In its latest report, For Naught: How Zero Tolerance Policy and School Police Practices Imperil Our Students’ Future, the ACLU of Michigan points out how misguided policies and practices intended to improve school safety are pushing more students out of the public education system while doing little to bolster security.

READ THE FULL REPORT

“The conclusion from the report couldn’t be clearer,” warned ACLU of Michigan field director Rodd Monts, who oversaw production of the report. “We are sacrificing a staggering number of our students to heavy-handed, wrong-headed policies that, while well-intended, offer nothing except the illusion of improved safety. We need policies that foster a safer school climate without excessively punishing our children, compromising their opportunities to learn or needlessly forcing them into the school-to-prison pipeline.”

The report found that more than 9 percent of Michigan public school students were suspended out of school at least once during the school year, many more than once.

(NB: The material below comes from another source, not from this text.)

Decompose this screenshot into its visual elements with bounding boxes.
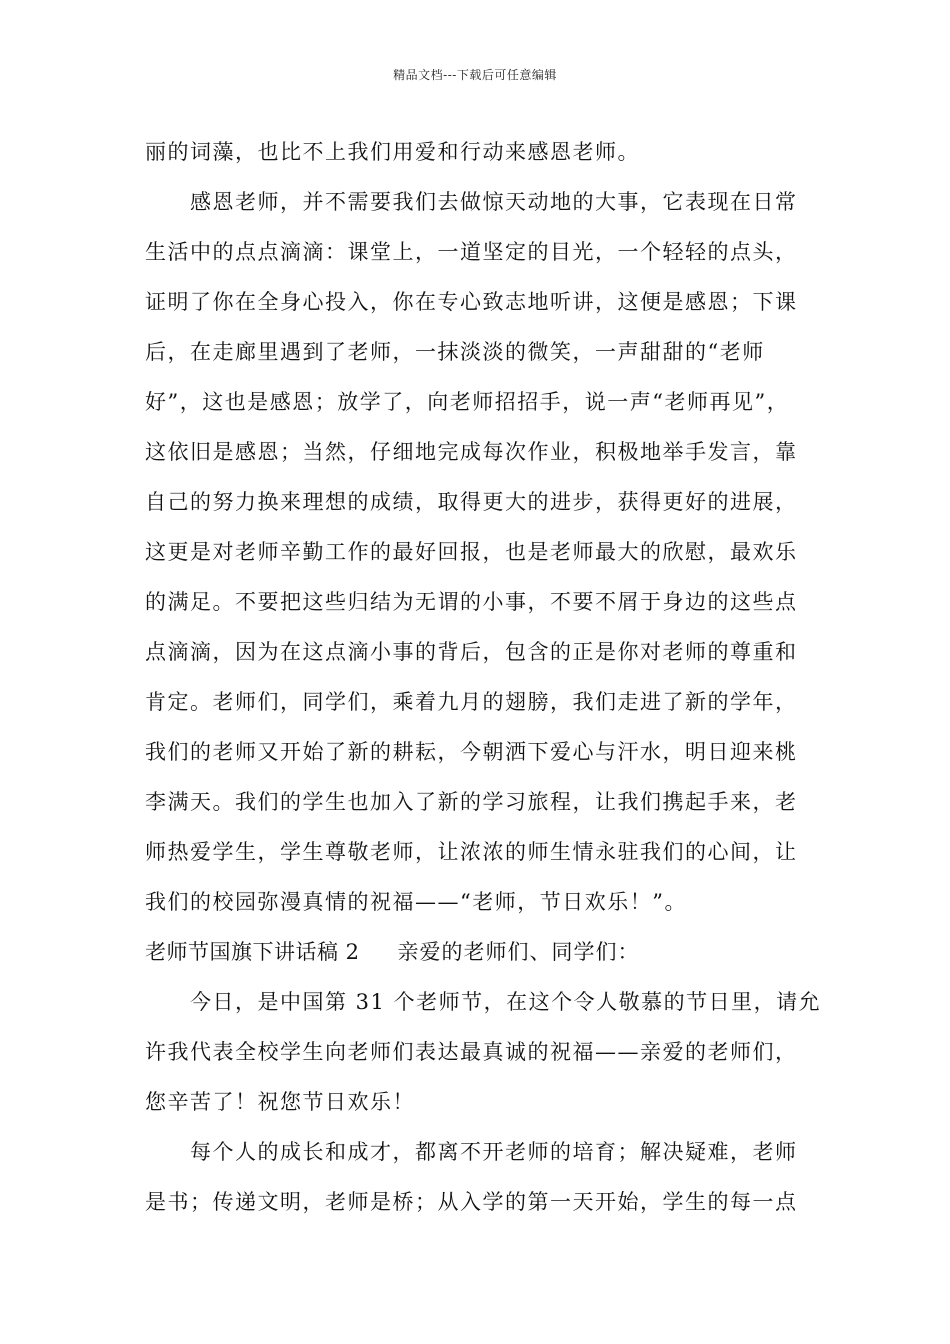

Further, the study noted that black children were more than four times as likely as white students to be suspended out of school, with 22 percent of black children being suspended out of school as compared to 5 percent of whites.

“For far too many children, especially children of color, schools aren’t places where they learn and grow but rather institutions that subject them to harsh and blatantly unfair treatment under the guise of discipline,” said Christopher Dunbar, PhD., the Michigan State University professor who authored the report.

Examining statewide suspension and expulsion data, the report recommends a litany of policy changes intended to reduce the number of children forced out of public schools for disciplinary reasons. Among the suggestions:

  • In zero tolerance cases, limit the list of offenses requiring mandatory expulsion to weapons outlined under current law and ensure that school administrators’ consistently consider available exceptions to the law.
  • Re-evaluate the role of police in schools to ensure that that officers are present to protect students and staff from serious violence rather than to merely “police” student behavior.
  • Establish and expand proven alternatives to suspension, expulsion and arrest, including restorative practices and peer mediation.

“These reforms have the potential to keep thousands of children out of Michigan’s pipeline to prison and on the road to success in school and in life,” the report concludes.